During the simulation of matlab and Solidworks , a SolidWorks-based parametric model was developed to validate non-interference folding paths and assess joint movement smoothness. The model successfully simulated continuous motion from a fully folded state (θ = 0°) to a fully deployed state (θ = 90°), showing stable auxiliary support angles between 5° and 90° [3]. Physical measurements on the first-generation prototype, built using aluminum alloy 6061-T6 for primary load-bearing members and FRP for secondary supports, confirmed a load-bearing capacity of 7.5 kg with maximum deflection under load of 3m. Stability tests under simulated writing forces of 30N showed no significant oscillation, validating its functional stability under realistic usage conditions. Ideal folding time averaged 5seconds, requiring only one-handed operation.

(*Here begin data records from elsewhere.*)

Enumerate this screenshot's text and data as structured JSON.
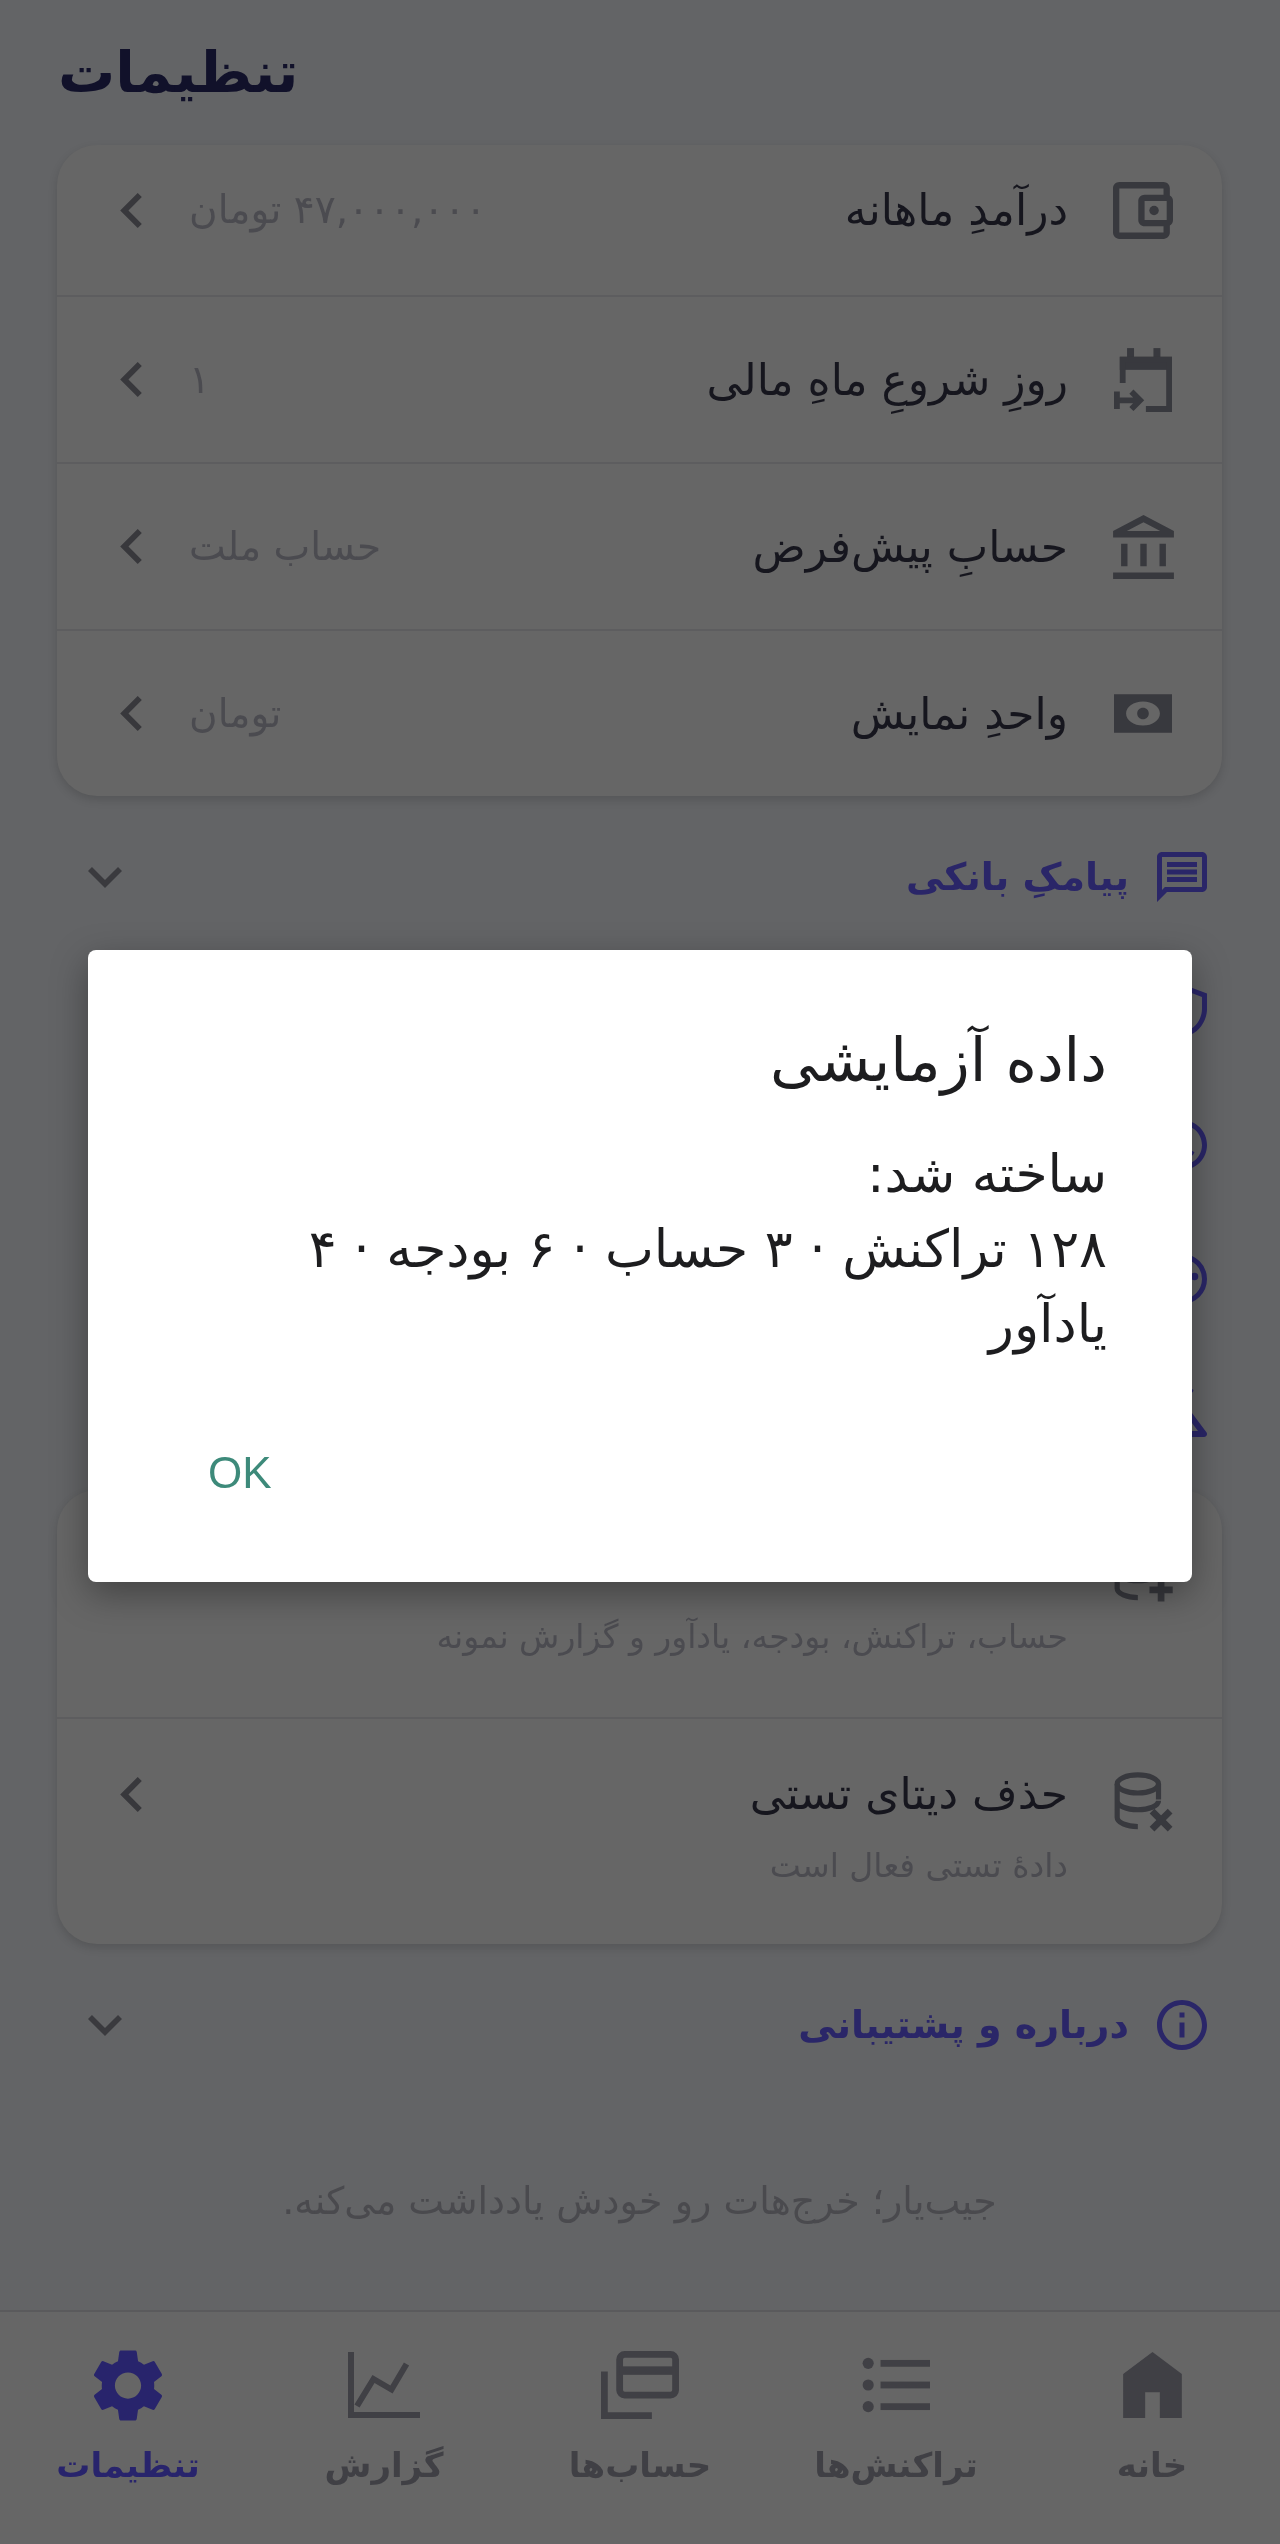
{
  "app_bar": {
    "title": "تنظیمات"
  },
  "settings_card": {
    "rows": [
      {
        "title": "درآمدِ ماهانه",
        "value": "۴۷,۰۰۰,۰۰۰ تومان"
      },
      {
        "title": "روزِ شروعِ ماهِ مالی",
        "value": "۱"
      },
      {
        "title": "حسابِ پیش‌فرض",
        "value": "حساب ملت"
      },
      {
        "title": "واحدِ نمایش",
        "value": "تومان"
      }
    ]
  },
  "sections": [
    {
      "kind": "header",
      "title": "پیامکِ بانکی",
      "expanded": false
    },
    {
      "kind": "covered"
    },
    {
      "kind": "covered"
    },
    {
      "kind": "covered"
    },
    {
      "kind": "covered",
      "expanded": true,
      "rows": [
        {
          "subtitle": "حساب، تراکنش، بودجه، یادآور و گزارش نمونه"
        },
        {
          "title": "حذف دیتای تستی",
          "subtitle": "دادهٔ تستی فعال است"
        }
      ]
    },
    {
      "kind": "header",
      "title": "درباره و پشتیبانی",
      "expanded": false
    }
  ],
  "footer": {
    "tagline": "جیب‌یار؛ خرج‌هات رو خودش یادداشت می‌کنه."
  },
  "bottom_nav": [
    {
      "label": "خانه",
      "selected": false
    },
    {
      "label": "تراکنش‌ها",
      "selected": false
    },
    {
      "label": "حساب‌ها",
      "selected": false
    },
    {
      "label": "گزارش",
      "selected": false
    },
    {
      "label": "تنظیمات",
      "selected": true
    }
  ],
  "dialog": {
    "title": "داده آزمایشی",
    "message": "ساخته شد:\n۱۲۸ تراکنش · ۳ حساب · ۶ بودجه · ۴ یادآور",
    "buttons": [
      "OK"
    ]
  }
}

4.2. Existing deficiencies and solutions

Although the prototype met or exceeded expectations in multiple design indicators, there is still a lack of verification in terms of long-term folding cycle durability. Simulated fatigue tests show that after approximately 12,000 cycles, the interface between aluminum alloy and FRP may become loose due to the difference in the coefficient of thermal expansion. In addition, there are still deficiencies in ergonomics: the support structures BG and DF need to be manually positioned, which will increase the layout time by approximately 1.5 seconds. The lack of self-locking hinges or auxiliary expansion mechanisms also limits the user experience for elderly users or those operating with one hand. Finally, a fixed height of 1.45m May not be suitable for all teaching scenarios, and the non-magnetic surface limits the use of accessories. In response to the above issues, the next-generation design will introduce metal insert joint seats and high-strength engineering plastic bushings to enhance fatigue life and reduce shaft clearance. By adding a torsion spring-assisted deployment mechanism, it is expected that the setup time can be reduced by approximately 35% [3]. At the same time, modular upgrades will be introduced, including adjustable height outriggers (within the range of 1.1 to 1.6 meters) and replaceable magnetic panels, to expand the application scenarios. In the manufacturing process, the assembly will shift from manual assembly to CNC processing of aluminum profiles and in combination with standardized hole positions, achieving an expected reduction in assembly time. These improvements can not only solve existing problems but also reserve space for future demands, such as integrating LED light strips and embedded electronic writing panels and other functions.

4.3. Final summary

Addressing these challenges will require carefully balancing structural simplicity with multifunctional capabilities, applying advanced reliability engineering principles, and conducting comprehensive lifecycle cost analyses to ensure long-term sustainability. This means not only optimizing the mechanical configuration for durability and ease of use but also integrating features that adapt to diverse teaching environments without compromising portability. By combining rigorous engineering validation, modular design thinking, and cost-efficient manufacturing strategies, the folding blackboard can gradually evolve from an experimental prototype into a mature, robust, and adaptable educational tool. With continuous user-driven iterations and feedback, it has the potential to meet and even exceed market expectations, fulfilling the growing demand for lightweight, multifunctional, and intelligent teaching equipment. Looking ahead, future versions could incorporate smart technologies such as digital writing integration, sensor-assisted stability monitoring, or quick-swap teaching surfaces, opening the door to entirely new modes of interactive and mobile education.